The General Assembly has not directly listed debt as a topic , but it is tackling issues that may still include debt discussions, such as food systems, climate change, global governance and regional peace and security.

Kenya will be taking on a bigger task in October when it takes the presidency of the UN Security Council for the first time in 22 years. A rotational post, holders conduct and run meetings and the agenda, besides representing the Council in relating with other agencies and member states.

Although Kenya is a non-permanent member of the UN’s most powerful body, Ms Omamo said Kenya wants to use the occasion to ensure people “listen to Africa.”

“Because we have an understanding of the complexity of issues in Africa, I think our ideas carry weight. You will be hearing African ideas,” she said.

Kenya and several African countries have argued the Council, as constituted, is biased against Africa: having no veto-holding member from Africa, but receiving the most resolutions.

Ms Omamo said the world will never solve Africa’s problems unless it places the continent in charge of the search for solutions.

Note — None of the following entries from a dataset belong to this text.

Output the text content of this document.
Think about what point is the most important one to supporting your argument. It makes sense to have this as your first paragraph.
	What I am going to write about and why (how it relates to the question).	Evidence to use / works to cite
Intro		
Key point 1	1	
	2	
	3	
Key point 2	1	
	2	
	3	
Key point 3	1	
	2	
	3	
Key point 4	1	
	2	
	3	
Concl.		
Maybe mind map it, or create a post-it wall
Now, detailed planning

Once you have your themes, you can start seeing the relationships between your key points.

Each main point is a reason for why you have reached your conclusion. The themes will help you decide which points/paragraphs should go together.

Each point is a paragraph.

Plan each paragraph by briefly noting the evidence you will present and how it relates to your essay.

Most of the meetings will be chaired by Kenya’s diplomats, but President Kenyatta will preside over some. Among the key meetings planned is one on identity, state building and search for peace, which President Kenyatta is expected to convene in his first session on October 12.

The President will seek views from members on how the growing technological revolution, urbanisation, inequality, environmental degradation and population growth have contributed to rise of conflict in Africa.

The President will also, on October 28, convene another meeting on how the African Union’s existing peace structures can become the basis for the UN’s partnership with African organisations to solve local problems.